Herman’s book is perhaps the most highly recommended guide of its type, and I’ve been buying the new edition every couple of years, although I’ve never seen it for sale in a bricks-and-mortar bookstore. Rather, I learned about it online, through various writers’ groups, and ordered it from Amazon. That makes me part of a clientele that’s very different from traditional bookstore customers. Herman makes some fascinating points in the 2008 edition:
Too many books are published, compared to the quantity and quality of shelf space to accommodate them. You can have a big-name publisher and an invisible book (p. 801).
A self-published book may have sold as many as one million copies . . . but (conventional) publishers may still deem the book as virtually unpublished. Why? Because publishers essentially focus on retail sales, and within retail sales, most of their focus is on bookstores . . . It follows that self-published books that have not penetrated bookstore shelves in any meaningful way, can still be seen as virgin meat by publishers . . .
At a minimum, publishers evaluate self-published books as if they are untested raw manuscripts, and all consideration will be based upon the publisher’s sense of the work’s salability in bookstores. At a maximum, the publisher will take into consideration the self-published book’s sales history and the author’s ability to manifest those results. If it’s believed that the author can duplicate her proven capacity to sell books once the product makes it into the stores, then that will add leverage to the kind of deal the author can make with a publisher. Even if a self-published book did not sell very many copies, a publisher may be very happy to pick it up if they can see that it has unfulfilled potential once it has distribution behind it. Publishers do not have any expectations that self-publishers can or should be able to succeed by themselves. (pp. 802-803).
I especially like the last two sentences.
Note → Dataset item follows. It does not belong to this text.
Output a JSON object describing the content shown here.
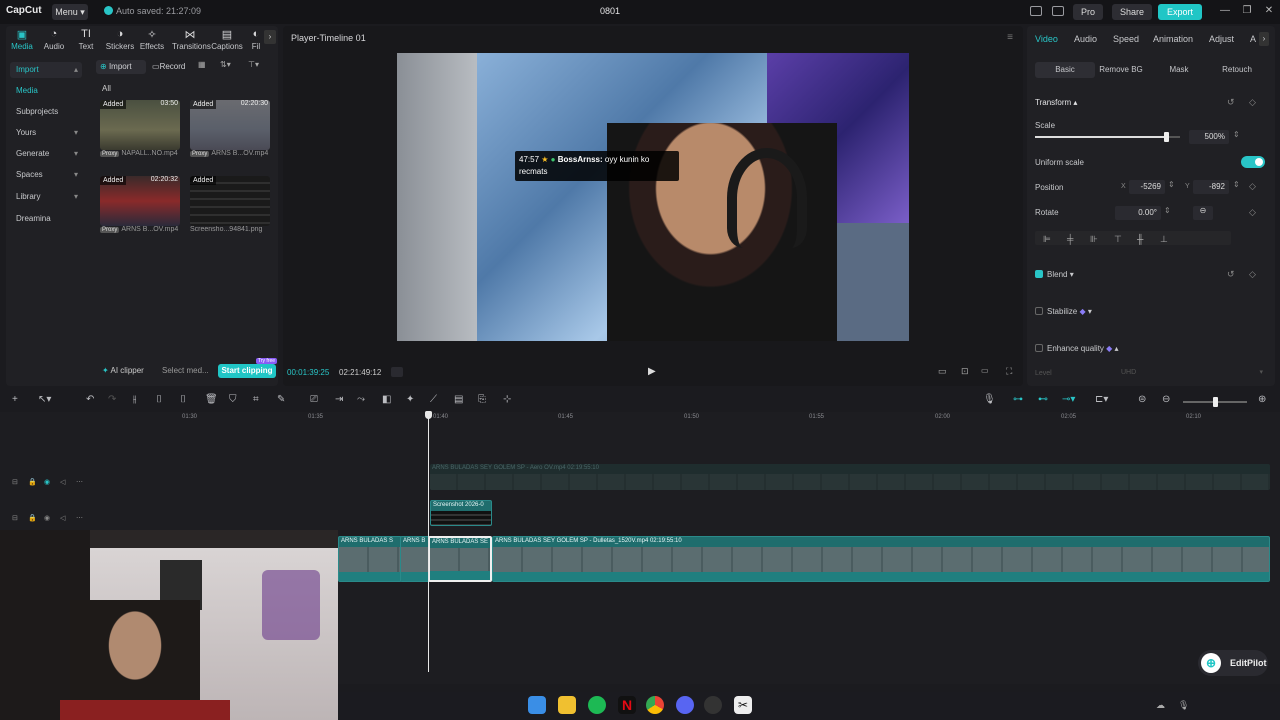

One of my goals in building my online presence is to build an impressive track record that will interest agents and publishers, but maybe I don’t need to wait until I have astronomical numbers. Numbers, though, are a major reason Herman’s become a strong proponent of self publishing. Self-publishers can make as much as a 90% profit on each copy they sell, he says, whereas the traditionally published author makes only a small fraction of that amount.
Granted, he’s discussing self-publishing in terms of hands-on involvement from start to finish. The profit for authors who contract with a POD printing firm like XLibris, Lulu or Virtualbookworm doesn’t approach 90%, but the arrangement can still be far more lucrative than working with a conventional publisher.
Jeff Herman is walking his talk. His 2008 Guide is the 18th edition of this work, but after many years with traditional publishers, he’s gone the self-publishing route by founding his own firm, Three Dog Press. Since I haven’t been actively agent hunting, I passed on the 2009 edition (pictured above), but I’ll be looking forward to the 2010 version, where I hope he’ll have more to say about self-publishing and print-on-demand. If you’re not familiar with this book, I heartily recommend it.
Thanks for all the great comments on POD and self-publishing over the past week. Let’s keep the discussion going. As for me, my head is spinning, and I plan to lighten up a bit for August. I’ll start the month on Monday by posting my poem about a library book sale – a fitting follow-up to your comments on printing costs, paper waste and green consciousness.